Biographie
Charles Dumont (geboren am 26. März 1929 in Cahors, (Lot, Frankreich)) ist ein französischer Sänger und Komponist. Man erinnert sich vor allem an Dumont, weil er über 30 der bekanntesten Lieder der Sängerin Édith Piaf geschrieben oder mitgeschrieben hat, darunter „Non, je ne hurte rien“.
Bis in die 1960er Jahre schrieb er, teilweise unter Pseudonym, Lieder für Dalida, Gloria Lasso, Luis Mariano und Tino Rossi. Er arbeitete mit dem Texter Michel Vaucaire zusammen. 1956 schrieben sie „Non, je ne bereute rien“, das 1960 von Édith Piaf aufgenommen wurde. Daraus entstanden mehr als 30 Lieder für sie, darunter „Flonflons du Bal“, „Mon Dieu“ und „Les Amants“, die Piaf und Dumont 1962 gemeinsam schrieben und sangen.

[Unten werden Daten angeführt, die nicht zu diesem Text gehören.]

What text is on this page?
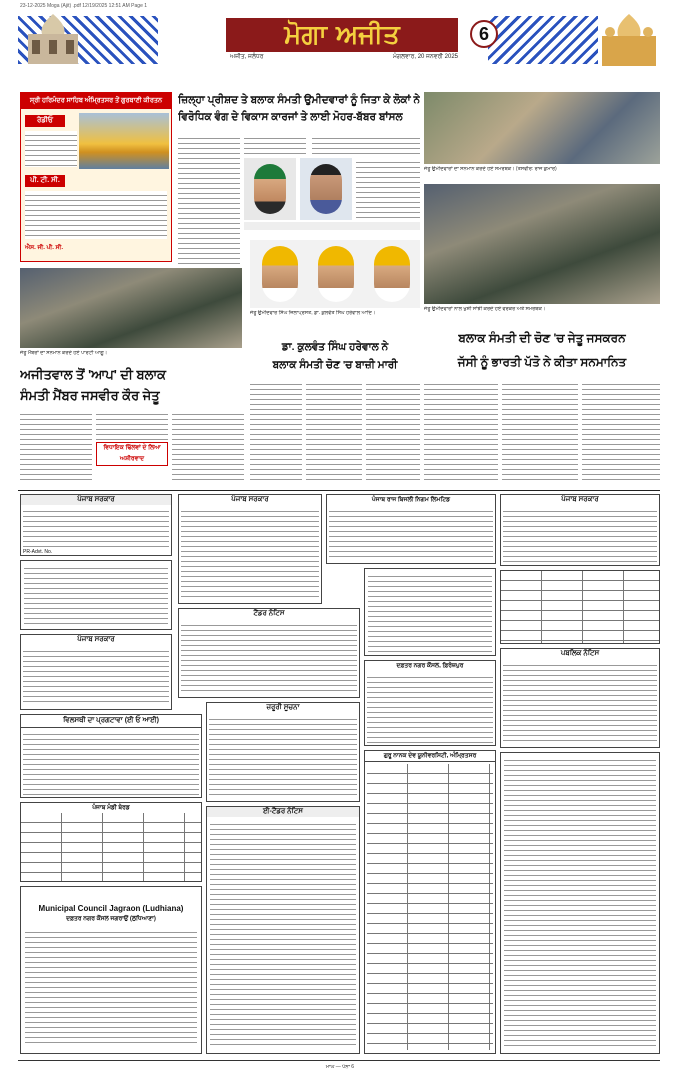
23-12-2025 Moga (Ajit) .pdf 12/19/2025 12:51 AM Page 1
ਮੋਗਾ ਅਜੀਤ
ਅਜੀਤ, ਜਲੰਧਰ	ਮੰਗਲਵਾਰ, 20 ਜਨਵਰੀ 2025
6
ਸ੍ਰੀ ਹਰਿਮੰਦਰ ਸਾਹਿਬ ਅੰਮ੍ਰਿਤਸਰ ਤੋਂ ਗੁਰਬਾਣੀ ਕੀਰਤਨ
ਰੇਡੀਓ
ਪੀ. ਟੀ. ਸੀ.
ਐਸ. ਜੀ. ਪੀ. ਸੀ.
ਜ਼ਿਲ੍ਹਾ ਪ੍ਰੀਸ਼ਦ ਤੇ ਬਲਾਕ ਸੰਮਤੀ ਉਮੀਦਵਾਰਾਂ ਨੂੰ ਜਿਤਾ ਕੇ ਲੋਕਾਂ ਨੇ
ਵਿਰੋਧਿਕ ਵੰਗ ਦੇ ਵਿਕਾਸ ਕਾਰਜਾਂ ਤੇ ਲਾਈ ਮੋਹਰ-ਬੱਬਰ ਬਾਂਸਲ
ਜੇਤੂ ਉਮੀਦਵਾਰਾਂ ਦਾ ਸਨਮਾਨ ਕਰਦੇ ਹੋਏ ਸਮਰਥਕ। (ਤਸਵੀਰ: ਰਾਜ ਕੁਮਾਰ)
ਜੇਤੂ ਉਮੀਦਵਾਰਾਂ ਨਾਲ ਖੁਸ਼ੀ ਸਾਂਝੀ ਕਰਦੇ ਹੋਏ ਵਰਕਰ ਅਤੇ ਸਮਰਥਕ।
ਜੇਤੂ ਮੈਂਬਰਾਂ ਦਾ ਸਨਮਾਨ ਕਰਦੇ ਹੋਏ ਪਾਰਟੀ ਆਗੂ।
ਜੇਤੂ ਉਮੀਦਵਾਰ ਸਿੰਘ ਜਿਲਾਪ੍ਰਸਤ, ਡਾ. ਕੁਲਵੰਤ ਸਿੰਘ ਹਰੇਵਾਲ ਆਦਿ।
ਅਜੀਤਵਾਲ ਤੋਂ 'ਆਪ' ਦੀ ਬਲਾਕ
ਸੰਮਤੀ ਮੈਂਬਰ ਜਸਵੀਰ ਕੌਰ ਜੇਤੂ
ਵਿਧਾਇਕ ਢਿੱਲਵਾਂ ਦੇ ਲਿਆ ਅਸ਼ੀਰਵਾਦ
ਡਾ. ਕੁਲਵੰਤ ਸਿੰਘ ਹਰੇਵਾਲ ਨੇ
ਬਲਾਕ ਸੰਮਤੀ ਚੋਣ 'ਚ ਬਾਜ਼ੀ ਮਾਰੀ
ਬਲਾਕ ਸੰਮਤੀ ਦੀ ਚੋਣ 'ਚ ਜੇਤੂ ਜਸਕਰਨ
ਜੱਸੀ ਨੂੰ ਭਾਰਤੀ ਪੱਤੋ ਨੇ ਕੀਤਾ ਸਨਮਾਨਿਤ
ਪੰਜਾਬ ਸਰਕਾਰ
PR-Advt. No.
ਪੰਜਾਬ ਸਰਕਾਰ
ਵਿਲਸਥੀ ਦਾ ਪ੍ਰਗਟਾਵਾ (ਈ ਓ ਆਈ)
ਪੰਜਾਬ ਮੰਡੀ ਬੋਰਡ
Municipal Council Jagraon (Ludhiana)
ਦਫ਼ਤਰ ਨਗਰ ਕੌਂਸਲ ਜਗਰਾਉਂ (ਲੁਧਿਆਣਾ)
ਪੰਜਾਬ ਸਰਕਾਰ
ਟੈਂਡਰ ਨੋਟਿਸ
ਜ਼ਰੂਰੀ ਸੂਚਨਾ
ਈ-ਟੈਂਡਰ ਨੋਟਿਸ
ਪੰਜਾਬ ਰਾਜ ਬਿਜਲੀ ਨਿਗਮ ਲਿਮਟਿਡ
ਦਫ਼ਤਰ ਨਗਰ ਕੌਂਸਲ, ਫ਼ਿਰੋਜ਼ਪੁਰ
ਗੁਰੂ ਨਾਨਕ ਦੇਵ ਯੂਨੀਵਰਸਿਟੀ, ਅੰਮ੍ਰਿਤਸਰ
ਪੰਜਾਬ ਸਰਕਾਰ
ਪਬਲਿਕ ਨੋਟਿਸ
ਮਾਘ — ਪੰਨਾ 6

Dumont erzählt in dem Buch Édith Piaf, Opinions publiques, von Bernard Marchois (TF1 Editions 1995), dass Michel Vaucaires ursprünglicher Titel „Non, je ne trouverai rien“ (Nein, ich werde nichts finden) war und dass das Lied dafür gedacht war die beliebte französische Sängerin Rosalie Dubois. Aber als er an Édith dachte, änderte er den Titel in „Non, je ne hurte rien“ (Nein, ich bereue nichts).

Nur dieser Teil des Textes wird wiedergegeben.